Name translation is an especially helpful step in general translation, says Tsai. If the names in the text can be identified, it’s often possible to get an idea of what the text is about. “Some facts are only stated in foreign-language texts. By grounding them to the English-language Wikipedia, we can get more information,” says Tsai. “It’s a pretty huge problem.” The English-language Wikipedia, says Tsai, is the most useful Wikipedia for this sort of research, simply because it’s the largest.
Tsai says a three-step process can be used to untangle cross-lingual wikification. The first is to successfully identify named entities (people, locations, organizations, etc.) in a foreign text. That might sound simple, but, he says, “This is still a very challenging problem.”
The second challenge is to identify possible English Wikipedia pages for each foreign-language name. This was the subject of Tsai’s work. His goal was to pick the 30 most-likely Wikipedia candidates for any name, hoping that the best match would be among them.
The third step is a ranking problem, which Tsai did not attempt in this particular research.
In his research, Tsai devised a new way to surface likely Wikipedia matches. He showed that his model outperformed six others, sometimes by impressive margins. Tsai presented his work on Tuesday, February 6, 2018 at the Thirty-Second AAAI Conference on Artificial Intelligence (AAAI-18), a conference in New Orleans sponsored by the Association for the Advancement of Artificial Intelligence (AAAI), .
To identify possible Wikipedia pages for a given foreign-language name, Tsai says most researchers have tried to use a dictionary. If a name exists in multiple languages, Wikipedia will often link between them. This doesn’t work as well as one might suspect, though: Tsai points out that for Spanish-language mentions, this method yields the correct English name in about 40 percent of cases. The smaller the non-English Wikipedia, the harder it is to consistently find matches.
Tsai’s methodology is more advanced. Instead of simply looking up a name, his model tries to generalize from the entire dictionary. It looks at all the title pairs joined by inter-language links, and then tries to learn how to translate them. In other words, the links themselves are used as training data. In Spanish, Tsai says, there are about 10,000 title pairs that he used to train the model, while there are only about 1,000 in Tagalog.
Tsai’s model also pays special attention to the order of the words in a name, which can vary between different languages. While a transliterated word may be most likely to show up as the third word in a foreign phrase, for instance, it might more commonly be found as the first word in English. The key idea in the proposed model is to consider word alignment and word transliteration jointly. Tsai says a better understanding of word order helps the model better handle transliterations, and vice versa.
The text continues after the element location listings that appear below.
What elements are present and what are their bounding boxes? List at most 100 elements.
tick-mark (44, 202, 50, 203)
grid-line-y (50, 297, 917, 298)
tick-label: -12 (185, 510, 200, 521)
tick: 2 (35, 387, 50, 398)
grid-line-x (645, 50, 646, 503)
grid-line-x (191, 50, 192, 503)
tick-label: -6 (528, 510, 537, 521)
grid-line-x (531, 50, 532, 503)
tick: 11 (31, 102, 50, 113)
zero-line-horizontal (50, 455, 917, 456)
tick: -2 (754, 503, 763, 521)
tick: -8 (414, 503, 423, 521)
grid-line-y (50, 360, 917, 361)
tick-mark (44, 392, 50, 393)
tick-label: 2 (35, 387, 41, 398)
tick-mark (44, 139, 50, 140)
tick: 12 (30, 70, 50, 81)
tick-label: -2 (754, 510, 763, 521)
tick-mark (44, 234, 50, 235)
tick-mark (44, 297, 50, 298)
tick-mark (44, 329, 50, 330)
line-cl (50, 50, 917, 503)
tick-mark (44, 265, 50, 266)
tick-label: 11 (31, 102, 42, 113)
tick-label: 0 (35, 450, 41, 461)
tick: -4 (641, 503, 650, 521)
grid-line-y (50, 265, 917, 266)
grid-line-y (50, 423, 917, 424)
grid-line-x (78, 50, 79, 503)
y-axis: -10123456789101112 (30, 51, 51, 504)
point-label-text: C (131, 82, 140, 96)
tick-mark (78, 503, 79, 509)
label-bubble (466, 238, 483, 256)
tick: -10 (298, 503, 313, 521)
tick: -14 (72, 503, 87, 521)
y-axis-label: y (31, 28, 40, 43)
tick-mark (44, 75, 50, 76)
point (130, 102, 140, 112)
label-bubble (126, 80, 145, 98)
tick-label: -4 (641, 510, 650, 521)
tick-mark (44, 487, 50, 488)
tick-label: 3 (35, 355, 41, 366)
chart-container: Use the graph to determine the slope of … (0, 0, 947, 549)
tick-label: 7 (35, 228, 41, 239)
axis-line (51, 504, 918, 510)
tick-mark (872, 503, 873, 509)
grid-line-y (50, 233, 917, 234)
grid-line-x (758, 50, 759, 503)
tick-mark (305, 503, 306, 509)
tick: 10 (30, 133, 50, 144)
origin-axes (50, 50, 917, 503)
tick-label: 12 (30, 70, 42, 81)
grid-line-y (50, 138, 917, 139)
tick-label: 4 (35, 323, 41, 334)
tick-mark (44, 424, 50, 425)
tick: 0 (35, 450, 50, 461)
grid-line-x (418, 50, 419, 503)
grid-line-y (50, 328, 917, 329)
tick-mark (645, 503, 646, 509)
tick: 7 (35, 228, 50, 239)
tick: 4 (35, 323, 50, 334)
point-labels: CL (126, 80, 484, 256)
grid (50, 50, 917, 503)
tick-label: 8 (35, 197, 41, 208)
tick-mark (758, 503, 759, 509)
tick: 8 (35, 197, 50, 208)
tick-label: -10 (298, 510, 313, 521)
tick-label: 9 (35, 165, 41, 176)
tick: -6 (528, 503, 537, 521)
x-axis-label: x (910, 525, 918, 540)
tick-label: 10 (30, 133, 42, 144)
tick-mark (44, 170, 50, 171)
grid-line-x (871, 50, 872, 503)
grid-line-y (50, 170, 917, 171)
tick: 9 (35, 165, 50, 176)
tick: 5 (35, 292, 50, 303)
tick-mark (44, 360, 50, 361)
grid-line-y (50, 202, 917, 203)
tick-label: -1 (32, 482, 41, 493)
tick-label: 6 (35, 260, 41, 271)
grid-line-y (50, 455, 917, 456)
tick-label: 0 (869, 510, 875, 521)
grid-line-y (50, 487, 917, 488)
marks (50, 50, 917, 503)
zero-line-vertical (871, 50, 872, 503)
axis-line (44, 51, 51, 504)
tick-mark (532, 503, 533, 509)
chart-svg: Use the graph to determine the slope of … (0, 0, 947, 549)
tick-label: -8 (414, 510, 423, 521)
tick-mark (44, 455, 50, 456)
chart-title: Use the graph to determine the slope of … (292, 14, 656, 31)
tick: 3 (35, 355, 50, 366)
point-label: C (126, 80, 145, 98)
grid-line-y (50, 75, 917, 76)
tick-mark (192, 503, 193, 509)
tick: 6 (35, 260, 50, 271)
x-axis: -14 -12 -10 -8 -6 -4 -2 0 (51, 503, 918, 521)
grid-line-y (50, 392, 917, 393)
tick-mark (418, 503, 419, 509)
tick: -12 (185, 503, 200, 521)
Most research of this type focuses on the biggest languages, says Tsai – English, Spanish, and Chinese. But a more generalized model, such as his, can be extended to other languages with less Wikipedia coverage. Notably, Tsai’s method achieves impressive candidate generation coverage with Tagalog (73 percent); Italian (66 percent); and Bengali (65 percent). (Arabic and Hebrew proved more difficult, at 37 percent and 46 percent, respectively.)
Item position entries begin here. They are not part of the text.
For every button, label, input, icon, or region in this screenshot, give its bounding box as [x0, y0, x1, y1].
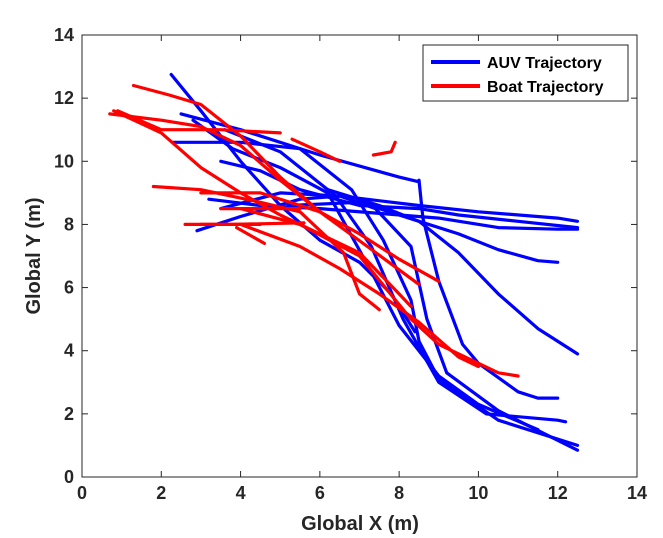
auv-trajectory-track-9: [219, 191, 580, 223]
y-axis-label: Global Y (m): [23, 197, 45, 314]
legend: AUV Trajectory Boat Trajectory: [422, 44, 629, 102]
auv-trajectory-track-11: [286, 200, 560, 264]
x-tick-label: 12: [548, 483, 568, 503]
boat-trajectory-track-14: [371, 140, 397, 157]
x-tick-label: 2: [156, 483, 166, 503]
y-tick-label: 8: [64, 214, 74, 234]
x-tick-label: 8: [394, 483, 404, 503]
x-tick-label: 10: [468, 483, 488, 503]
boat-trajectory-track-8: [199, 191, 322, 214]
y-tick-label: 0: [64, 467, 74, 487]
y-tick-label: 4: [64, 341, 74, 361]
y-tick-label: 14: [54, 25, 74, 45]
boat-trajectory-track-2: [131, 83, 421, 286]
boat-trajectory-track-1: [112, 109, 413, 309]
y-tick-label: 6: [64, 278, 74, 298]
legend-box: [422, 44, 629, 102]
boat-trajectory-track-3: [116, 109, 282, 135]
auv-trajectory-track-8: [219, 159, 580, 230]
boat-trajectory-track-11: [183, 221, 306, 226]
auv-trajectory-track-2: [179, 112, 421, 184]
boat-trajectory-track-7: [239, 222, 480, 369]
auv-trajectory-track-12: [326, 188, 580, 356]
boat-trajectory-track-13: [290, 137, 342, 163]
boat-trajectory-track-4: [108, 112, 441, 283]
auv-trajectory-track-5: [223, 128, 568, 424]
y-tick-label: 10: [54, 151, 74, 171]
x-tick-label: 14: [627, 483, 647, 503]
legend-label-boat: Boat Trajectory: [487, 79, 604, 96]
x-tick-label: 6: [315, 483, 325, 503]
x-axis-label: Global X (m): [301, 513, 419, 535]
legend-label-auv: AUV Trajectory: [487, 55, 602, 72]
x-tick-label: 4: [236, 483, 246, 503]
axis-ticks: 0 2 4 6 8 10 12 14 0 2 4 6 8 10 12 14: [54, 25, 647, 503]
y-tick-label: 2: [64, 404, 74, 424]
boat-trajectory-track-12: [235, 226, 266, 245]
trajectory-layer: [108, 72, 580, 452]
x-tick-label: 0: [77, 483, 87, 503]
y-tick-label: 12: [54, 88, 74, 108]
auv-trajectory-track-3: [417, 178, 560, 400]
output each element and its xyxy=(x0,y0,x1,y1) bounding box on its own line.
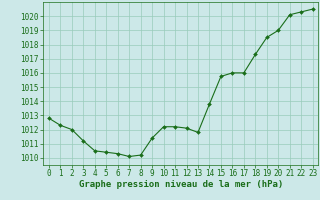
X-axis label: Graphe pression niveau de la mer (hPa): Graphe pression niveau de la mer (hPa) xyxy=(79,180,283,189)
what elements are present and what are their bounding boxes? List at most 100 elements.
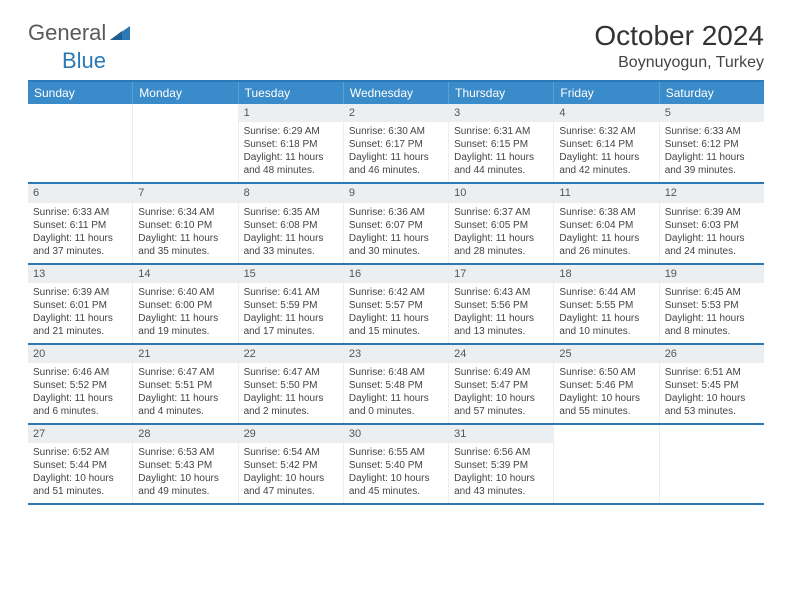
sunset-line: Sunset: 6:04 PM (559, 219, 653, 232)
month-title: October 2024 (594, 20, 764, 52)
daylight-line: Daylight: 10 hours and 47 minutes. (244, 472, 338, 498)
sunset-line: Sunset: 6:01 PM (33, 299, 127, 312)
day-number: 19 (660, 265, 764, 283)
daylight-line: Daylight: 11 hours and 30 minutes. (349, 232, 443, 258)
sunset-line: Sunset: 6:17 PM (349, 138, 443, 151)
week-row: 20Sunrise: 6:46 AMSunset: 5:52 PMDayligh… (28, 345, 764, 425)
day-body: Sunrise: 6:46 AMSunset: 5:52 PMDaylight:… (28, 363, 132, 423)
title-box: October 2024 Boynuyogun, Turkey (594, 20, 764, 72)
day-number: 21 (133, 345, 237, 363)
sunset-line: Sunset: 6:14 PM (559, 138, 653, 151)
day-cell: 13Sunrise: 6:39 AMSunset: 6:01 PMDayligh… (28, 265, 133, 343)
sunrise-line: Sunrise: 6:37 AM (454, 206, 548, 219)
day-cell: 19Sunrise: 6:45 AMSunset: 5:53 PMDayligh… (660, 265, 764, 343)
day-cell: 21Sunrise: 6:47 AMSunset: 5:51 PMDayligh… (133, 345, 238, 423)
daylight-line: Daylight: 11 hours and 17 minutes. (244, 312, 338, 338)
day-body: Sunrise: 6:40 AMSunset: 6:00 PMDaylight:… (133, 283, 237, 343)
daylight-line: Daylight: 11 hours and 39 minutes. (665, 151, 759, 177)
day-number: 30 (344, 425, 448, 443)
empty-cell (28, 104, 133, 182)
day-body: Sunrise: 6:33 AMSunset: 6:12 PMDaylight:… (660, 122, 764, 182)
weekday-header-row: SundayMondayTuesdayWednesdayThursdayFrid… (28, 82, 764, 104)
daylight-line: Daylight: 11 hours and 42 minutes. (559, 151, 653, 177)
day-number: 11 (554, 184, 658, 202)
day-number: 25 (554, 345, 658, 363)
day-number: 16 (344, 265, 448, 283)
sunset-line: Sunset: 6:18 PM (244, 138, 338, 151)
week-row: 6Sunrise: 6:33 AMSunset: 6:11 PMDaylight… (28, 184, 764, 264)
day-body: Sunrise: 6:56 AMSunset: 5:39 PMDaylight:… (449, 443, 553, 503)
sunrise-line: Sunrise: 6:54 AM (244, 446, 338, 459)
sunrise-line: Sunrise: 6:32 AM (559, 125, 653, 138)
day-body: Sunrise: 6:30 AMSunset: 6:17 PMDaylight:… (344, 122, 448, 182)
sunset-line: Sunset: 5:45 PM (665, 379, 759, 392)
day-cell: 9Sunrise: 6:36 AMSunset: 6:07 PMDaylight… (344, 184, 449, 262)
week-row: 1Sunrise: 6:29 AMSunset: 6:18 PMDaylight… (28, 104, 764, 184)
day-number: 14 (133, 265, 237, 283)
daylight-line: Daylight: 10 hours and 45 minutes. (349, 472, 443, 498)
daylight-line: Daylight: 11 hours and 8 minutes. (665, 312, 759, 338)
sunrise-line: Sunrise: 6:38 AM (559, 206, 653, 219)
day-body: Sunrise: 6:37 AMSunset: 6:05 PMDaylight:… (449, 203, 553, 263)
daylight-line: Daylight: 11 hours and 37 minutes. (33, 232, 127, 258)
day-number: 15 (239, 265, 343, 283)
sunrise-line: Sunrise: 6:44 AM (559, 286, 653, 299)
day-body: Sunrise: 6:31 AMSunset: 6:15 PMDaylight:… (449, 122, 553, 182)
day-body: Sunrise: 6:35 AMSunset: 6:08 PMDaylight:… (239, 203, 343, 263)
sunset-line: Sunset: 5:55 PM (559, 299, 653, 312)
weeks-container: 1Sunrise: 6:29 AMSunset: 6:18 PMDaylight… (28, 104, 764, 505)
day-cell: 18Sunrise: 6:44 AMSunset: 5:55 PMDayligh… (554, 265, 659, 343)
sunset-line: Sunset: 5:59 PM (244, 299, 338, 312)
sunrise-line: Sunrise: 6:46 AM (33, 366, 127, 379)
weekday-header: Sunday (28, 82, 133, 104)
daylight-line: Daylight: 11 hours and 28 minutes. (454, 232, 548, 258)
day-number: 31 (449, 425, 553, 443)
sunrise-line: Sunrise: 6:51 AM (665, 366, 759, 379)
sunset-line: Sunset: 5:43 PM (138, 459, 232, 472)
day-body: Sunrise: 6:52 AMSunset: 5:44 PMDaylight:… (28, 443, 132, 503)
day-cell: 30Sunrise: 6:55 AMSunset: 5:40 PMDayligh… (344, 425, 449, 503)
day-cell: 24Sunrise: 6:49 AMSunset: 5:47 PMDayligh… (449, 345, 554, 423)
day-body: Sunrise: 6:39 AMSunset: 6:03 PMDaylight:… (660, 203, 764, 263)
week-row: 13Sunrise: 6:39 AMSunset: 6:01 PMDayligh… (28, 265, 764, 345)
day-number: 6 (28, 184, 132, 202)
day-number: 3 (449, 104, 553, 122)
sunset-line: Sunset: 6:08 PM (244, 219, 338, 232)
sunset-line: Sunset: 5:39 PM (454, 459, 548, 472)
day-cell: 15 Sunrise: 6:41 AMSunset: 5:59 PMDayligh… (239, 265, 344, 343)
day-number: 9 (344, 184, 448, 202)
sunrise-line: Sunrise: 6:53 AM (138, 446, 232, 459)
daylight-line: Daylight: 11 hours and 24 minutes. (665, 232, 759, 258)
sunrise-line: Sunrise: 6:45 AM (665, 286, 759, 299)
weekday-header: Saturday (660, 82, 764, 104)
day-body: Sunrise: 6:39 AMSunset: 6:01 PMDaylight:… (28, 283, 132, 343)
sunrise-line: Sunrise: 6:56 AM (454, 446, 548, 459)
day-number: 12 (660, 184, 764, 202)
daylight-line: Daylight: 11 hours and 44 minutes. (454, 151, 548, 177)
day-body: Sunrise: 6:53 AMSunset: 5:43 PMDaylight:… (133, 443, 237, 503)
sunrise-line: Sunrise: 6:40 AM (138, 286, 232, 299)
day-number: 17 (449, 265, 553, 283)
day-cell: 26Sunrise: 6:51 AMSunset: 5:45 PMDayligh… (660, 345, 764, 423)
brand-logo: General (28, 20, 130, 46)
day-body: Sunrise: 6:47 AMSunset: 5:51 PMDaylight:… (133, 363, 237, 423)
day-cell: 12Sunrise: 6:39 AMSunset: 6:03 PMDayligh… (660, 184, 764, 262)
daylight-line: Daylight: 10 hours and 49 minutes. (138, 472, 232, 498)
day-number: 4 (554, 104, 658, 122)
sunrise-line: Sunrise: 6:43 AM (454, 286, 548, 299)
sunrise-line: Sunrise: 6:42 AM (349, 286, 443, 299)
sunset-line: Sunset: 5:44 PM (33, 459, 127, 472)
day-number: 20 (28, 345, 132, 363)
calendar-grid: SundayMondayTuesdayWednesdayThursdayFrid… (28, 80, 764, 505)
daylight-line: Daylight: 11 hours and 35 minutes. (138, 232, 232, 258)
sunset-line: Sunset: 6:07 PM (349, 219, 443, 232)
daylight-line: Daylight: 10 hours and 57 minutes. (454, 392, 548, 418)
daylight-line: Daylight: 10 hours and 53 minutes. (665, 392, 759, 418)
day-body: Sunrise: 6:36 AMSunset: 6:07 PMDaylight:… (344, 203, 448, 263)
sunset-line: Sunset: 5:52 PM (33, 379, 127, 392)
day-cell: 16Sunrise: 6:42 AMSunset: 5:57 PMDayligh… (344, 265, 449, 343)
day-cell: 27Sunrise: 6:52 AMSunset: 5:44 PMDayligh… (28, 425, 133, 503)
day-body: Sunrise: 6:32 AMSunset: 6:14 PMDaylight:… (554, 122, 658, 182)
sunrise-line: Sunrise: 6:41 AM (244, 286, 338, 299)
daylight-line: Daylight: 11 hours and 46 minutes. (349, 151, 443, 177)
Tsai said his research relates to the work he does at Bloomberg in the field of information extraction and disambiguation. He has worked on several multilingual and cross-lingual problems. It would be ideal to create something specific to each language, says Tsai, but that can be difficult and slow, and each tool is of limited utility. “There is a need to cover more languages using the existing data we have,” he says. “We want this model to cover as many as possible.”